Cassandra Clare ha concesso una bellissima intervista per il magazine online EW.com dove parla del film, della sua nuova saga MAGISTERIUM, di come dobbiamo immaginare la fine di Mortal Instruments e tante altre curiosità!
Traduzione Alessandra Silveri
La cattiva notizia: l’adattamento cinematografico di Cassandra Clare The Mortal Instruments: City of Bones non uscirà fino al 23 agosto. ( 284 giorni da oggi, ma non è che io stia contando o altro.) La buona notizia: la Clare mi ha parlato del film per il nuovo numero di EW in uscita questo Venerdì. Dovrete aspettare la fine della settimana per la prima occhiata, ma continuate a leggere il resto della mia chiacchierata con la Clare. Se vi può consolare, Clare dice che è altrettanto ansiosa come i fan di vedere Città di Ossa. Qui parla di com’è essere coinvolti nel suo primo film, e scherza sul seguito di Mortal Instruments e Infernal Devices.
Come sei stata coinvolta nel processo produttivo?

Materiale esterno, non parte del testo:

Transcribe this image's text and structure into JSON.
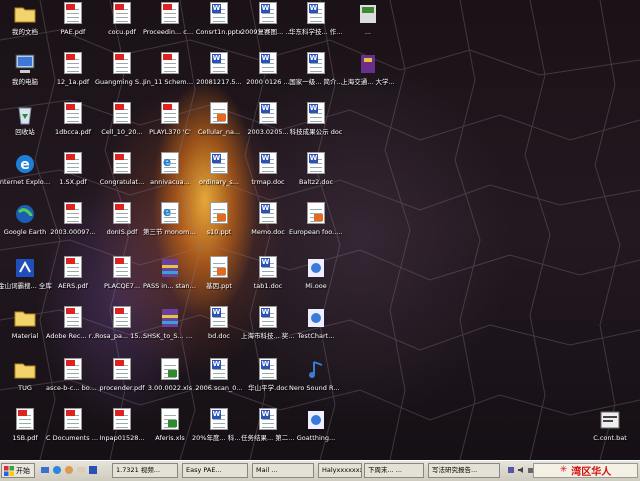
{
  "desktop": {
    "icons": [
      {
        "label": "我的文档",
        "type": "folder"
      },
      {
        "label": "PAE.pdf",
        "type": "pdf"
      },
      {
        "label": "cocu.pdf",
        "type": "pdf"
      },
      {
        "label": "Proceedin... collected ...",
        "type": "pdf"
      },
      {
        "label": "Consrt1n.pptx",
        "type": "doc"
      },
      {
        "label": "2009复赛图... 中文版.doc",
        "type": "word"
      },
      {
        "label": "华东科学技... 作业报告",
        "type": "word"
      },
      {
        "label": "...",
        "type": "app"
      },
      {
        "label": "我的电脑",
        "type": "computer"
      },
      {
        "label": "12_1a.pdf",
        "type": "pdf"
      },
      {
        "label": "Guangming Shell Struc...",
        "type": "pdf"
      },
      {
        "label": "Jin_11 Scheme_...",
        "type": "pdf"
      },
      {
        "label": "20081217.5...",
        "type": "doc"
      },
      {
        "label": "2000 0126 ...",
        "type": "word"
      },
      {
        "label": "国家一级... 简介...",
        "type": "word"
      },
      {
        "label": "上海交通... 大学...",
        "type": "book"
      },
      {
        "label": "回收站",
        "type": "recycle"
      },
      {
        "label": "1dbcca.pdf",
        "type": "pdf"
      },
      {
        "label": "Cell_10_20...",
        "type": "pdf"
      },
      {
        "label": "PLAYL370 'C'",
        "type": "pdf"
      },
      {
        "label": "Cellular_na...",
        "type": "ppt"
      },
      {
        "label": "2003.0205...",
        "type": "word"
      },
      {
        "label": "科技成果公示 doc",
        "type": "word"
      },
      {
        "label": "Internet Explorer",
        "type": "ie"
      },
      {
        "label": "1.SX.pdf",
        "type": "pdf"
      },
      {
        "label": "Congratulat...",
        "type": "pdf"
      },
      {
        "label": "annivacua...",
        "type": "html"
      },
      {
        "label": "ordinary_s...",
        "type": "doc"
      },
      {
        "label": "trmap.doc",
        "type": "word"
      },
      {
        "label": "Baltz2.doc",
        "type": "word"
      },
      {
        "label": "Google Earth",
        "type": "earth"
      },
      {
        "label": "2003.00097...",
        "type": "pdf"
      },
      {
        "label": "donIS.pdf",
        "type": "pdf"
      },
      {
        "label": "第三节 monomer...",
        "type": "html"
      },
      {
        "label": "s10.ppt",
        "type": "ppt"
      },
      {
        "label": "Memo.doc",
        "type": "word"
      },
      {
        "label": "European foo... ture.ppt",
        "type": "ppt"
      },
      {
        "label": "金山词霸搜... 全库",
        "type": "dict"
      },
      {
        "label": "AERS.pdf",
        "type": "pdf"
      },
      {
        "label": "PLACQE7...",
        "type": "pdf"
      },
      {
        "label": "PASS in... standard...",
        "type": "rar"
      },
      {
        "label": "基因.ppt",
        "type": "ppt"
      },
      {
        "label": "tab1.doc",
        "type": "word"
      },
      {
        "label": "Mi.ooe",
        "type": "q"
      },
      {
        "label": "Material",
        "type": "folder"
      },
      {
        "label": "Adobe Rec... reader.pdf",
        "type": "pdf"
      },
      {
        "label": "Rosa_pa... 15.pdf",
        "type": "pdf"
      },
      {
        "label": "SHSK_to_S... material...",
        "type": "rar"
      },
      {
        "label": "bd.doc",
        "type": "word"
      },
      {
        "label": "上海市科技... 奖(综合)...",
        "type": "word"
      },
      {
        "label": "TestChart...",
        "type": "q"
      },
      {
        "label": "TUG",
        "type": "folder"
      },
      {
        "label": "asce-b-c... book.pdf",
        "type": "pdf"
      },
      {
        "label": "procender.pdf",
        "type": "pdf"
      },
      {
        "label": "3.00.0022.xls",
        "type": "xls"
      },
      {
        "label": "2006.scan_0...",
        "type": "word"
      },
      {
        "label": "华山平学.doc",
        "type": "word"
      },
      {
        "label": "Nero Sound Recorder",
        "type": "music"
      },
      {
        "label": "1SB.pdf",
        "type": "pdf"
      },
      {
        "label": "C Documents and Sett...",
        "type": "pdf"
      },
      {
        "label": "Inpap01528...",
        "type": "pdf"
      },
      {
        "label": "Aferis.xls",
        "type": "xls"
      },
      {
        "label": "20%年度... 科技奖...",
        "type": "word"
      },
      {
        "label": "任务结果... 第二版...",
        "type": "word"
      },
      {
        "label": "Goatthing...",
        "type": "q"
      },
      {
        "label": "C.cont.bat",
        "type": "bat"
      }
    ]
  },
  "taskbar": {
    "start_label": "开始",
    "buttons": [
      {
        "label": "1.7321 视频..."
      },
      {
        "label": "Easy PAE..."
      },
      {
        "label": "Mail ..."
      },
      {
        "label": "Halyxxxxxxx..."
      },
      {
        "label": "下周末... ..."
      },
      {
        "label": "写法研究报告..."
      }
    ],
    "ime_label": "湾区华人",
    "colors": {
      "ime_text": "#d21010"
    }
  }
}
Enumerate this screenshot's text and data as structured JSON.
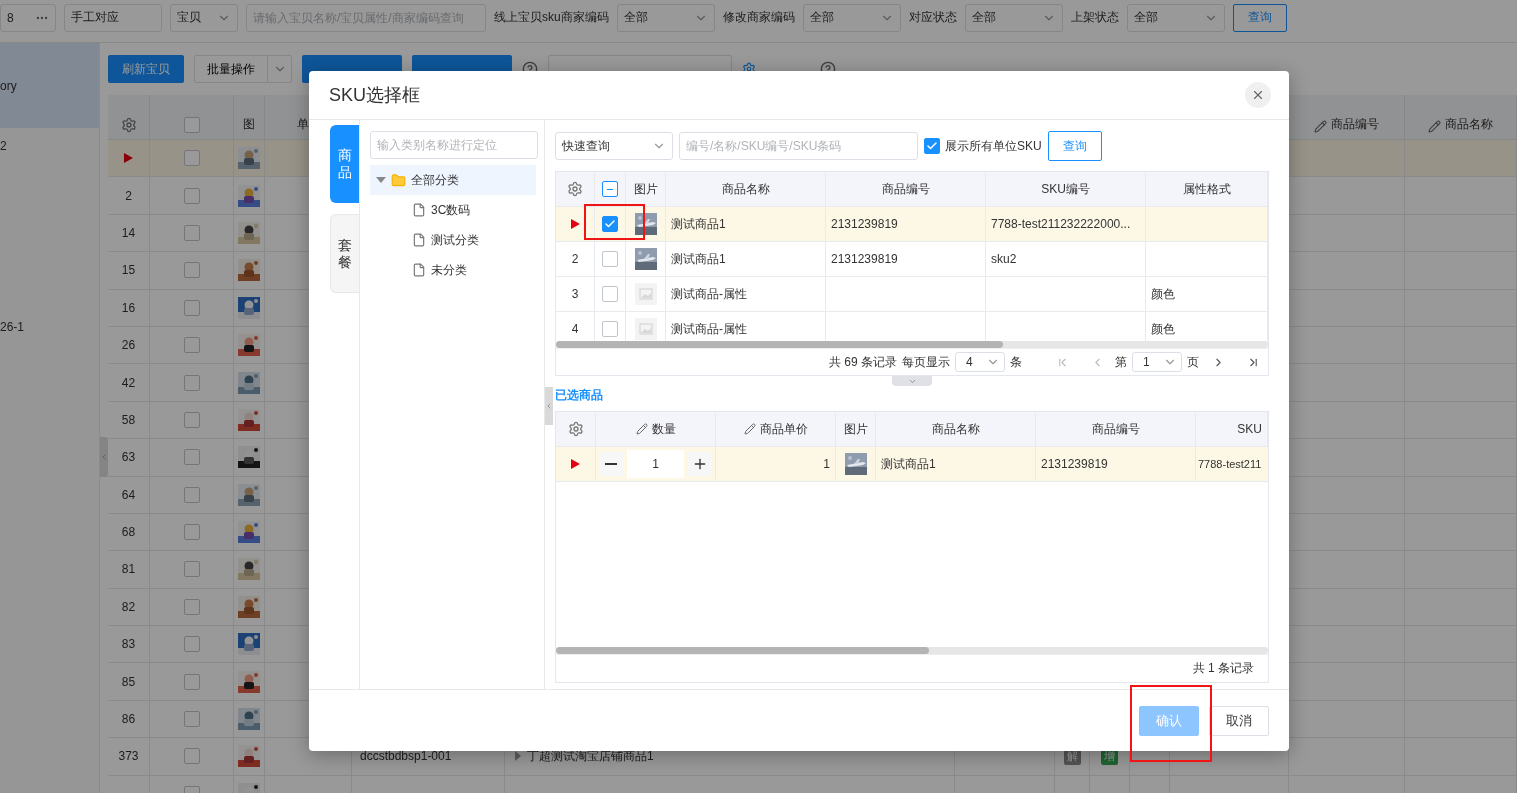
{
  "filter_bar": {
    "shop_value": "8",
    "mode_value": "手工对应",
    "type_select": "宝贝",
    "search_placeholder": "请输入宝贝名称/宝贝属性/商家编码查询",
    "filters": [
      {
        "label": "线上宝贝sku商家编码",
        "value": "全部"
      },
      {
        "label": "修改商家编码",
        "value": "全部"
      },
      {
        "label": "对应状态",
        "value": "全部"
      },
      {
        "label": "上架状态",
        "value": "全部"
      }
    ],
    "query_button": "查询"
  },
  "toolbar": {
    "buttons": [
      {
        "kind": "primary",
        "label": "刷新宝贝"
      },
      {
        "kind": "split",
        "label": "批量操作"
      },
      {
        "kind": "primary"
      },
      {
        "kind": "primary"
      },
      {
        "kind": "help"
      },
      {
        "kind": "outline"
      },
      {
        "kind": "link"
      },
      {
        "kind": "help"
      }
    ]
  },
  "sidebar": {
    "items": [
      {
        "label": "ory",
        "selected": true
      },
      {
        "label": "2",
        "selected": false
      },
      {
        "label": "26-1",
        "selected": false
      }
    ]
  },
  "product_table": {
    "header_checked": false,
    "columns": [
      {
        "label": "图",
        "editable": false
      },
      {
        "label": "单",
        "editable": false
      },
      {
        "label": "商品编号",
        "editable": true
      },
      {
        "label": "商品名称",
        "editable": true
      }
    ],
    "rows": [
      {
        "current": true,
        "checked": false
      },
      {
        "current": false,
        "no": "2",
        "checked": false
      },
      {
        "current": false,
        "no": "14",
        "checked": false
      },
      {
        "current": false,
        "no": "15",
        "checked": false
      },
      {
        "current": false,
        "no": "16",
        "checked": false
      },
      {
        "current": false,
        "no": "26",
        "checked": false
      },
      {
        "current": false,
        "no": "42",
        "checked": false
      },
      {
        "current": false,
        "no": "58",
        "checked": false
      },
      {
        "current": false,
        "no": "63",
        "checked": false
      },
      {
        "current": false,
        "no": "64",
        "checked": false
      },
      {
        "current": false,
        "no": "68",
        "checked": false
      },
      {
        "current": false,
        "no": "81",
        "checked": false
      },
      {
        "current": false,
        "no": "82",
        "checked": false
      },
      {
        "current": false,
        "no": "83",
        "checked": false
      },
      {
        "current": false,
        "no": "85",
        "checked": false
      },
      {
        "current": false,
        "no": "86",
        "checked": false
      },
      {
        "current": false,
        "no": "373",
        "checked": false,
        "code": "dccstbdbsp1-001",
        "name": "丁超测试淘宝店铺商品1",
        "tags": [
          {
            "label": "解",
            "kind": "muted"
          },
          {
            "label": "增",
            "kind": "success"
          }
        ]
      },
      {
        "checked": false
      }
    ]
  },
  "dialog": {
    "title": "SKU选择框",
    "side_tabs": [
      {
        "label": "商品",
        "selected": true
      },
      {
        "label": "套餐",
        "selected": false
      }
    ],
    "category_search": {
      "placeholder": "输入类别名称进行定位"
    },
    "category_tree": [
      {
        "label": "全部分类",
        "expanded": true,
        "selected": true,
        "children": [
          {
            "label": "3C数码",
            "selected": false
          },
          {
            "label": "测试分类",
            "selected": false
          },
          {
            "label": "未分类",
            "selected": false
          }
        ]
      }
    ],
    "query": {
      "mode": "快速查询",
      "placeholder": "编号/名称/SKU编号/SKU条码",
      "show_all_units": {
        "label": "展示所有单位SKU",
        "checked": true
      },
      "button": "查询"
    },
    "sku_table": {
      "header_indeterminate": true,
      "columns": [
        "图片",
        "商品名称",
        "商品编号",
        "SKU编号",
        "属性格式"
      ],
      "rows": [
        {
          "current": true,
          "checked": true,
          "has_image": true,
          "name": "测试商品1",
          "code": "2131239819",
          "sku": "7788-test211232222000..."
        },
        {
          "current": false,
          "no": "2",
          "checked": false,
          "has_image": true,
          "name": "测试商品1",
          "code": "2131239819",
          "sku": "sku2"
        },
        {
          "current": false,
          "no": "3",
          "checked": false,
          "has_image": false,
          "name": "测试商品-属性",
          "attribute": "颜色"
        },
        {
          "current": false,
          "no": "4",
          "checked": false,
          "has_image": false,
          "name": "测试商品-属性",
          "attribute": "颜色"
        }
      ],
      "pager": {
        "total": "共 69 条记录",
        "per_page_label": "每页显示",
        "per_page": "4",
        "per_page_unit": "条",
        "page_label": "第",
        "page": "1",
        "page_unit": "页"
      }
    },
    "selected_section": {
      "title": "已选商品",
      "columns": [
        {
          "label": "数量",
          "editable": true
        },
        {
          "label": "商品单价",
          "editable": true
        },
        {
          "label": "图片",
          "editable": false
        },
        {
          "label": "商品名称",
          "editable": false
        },
        {
          "label": "商品编号",
          "editable": false
        },
        {
          "label": "SKU",
          "editable": false
        }
      ],
      "rows": [
        {
          "current": true,
          "quantity": "1",
          "price": "1",
          "has_image": true,
          "name": "测试商品1",
          "code": "2131239819",
          "sku": "7788-test211"
        }
      ],
      "total": "共 1 条记录"
    },
    "buttons": [
      {
        "kind": "primary",
        "label": "确认",
        "disabled": true
      },
      {
        "kind": "default",
        "label": "取消",
        "disabled": false
      }
    ]
  }
}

Sono stati molto bravi ad ascoltare le mie opinioni. È interessante per me, perché io vengo dal mondo dei libri. Un libro in realtà è il progetto di una sola persona, mentre un film è un progetto di più persone. Così mi hanno permesso di essere una voce in capitolo, che ho molto apprezzato, ma la mia non era l’unica voce. Mi hanno permesso di partecipare al casting, e mi hanno consultato per gli oggetti di scena e per sapere come dovessero essere i costumi. E mi hanno fatto avere accesso illimitato al set, così sono stata lì per un bel po’ delle riprese ed è stato davvero bello. Ma il progetto è davvero il progetto del regista Harald Zwart. Sapete che il regista è sempre la persona col diritto di ultima parola.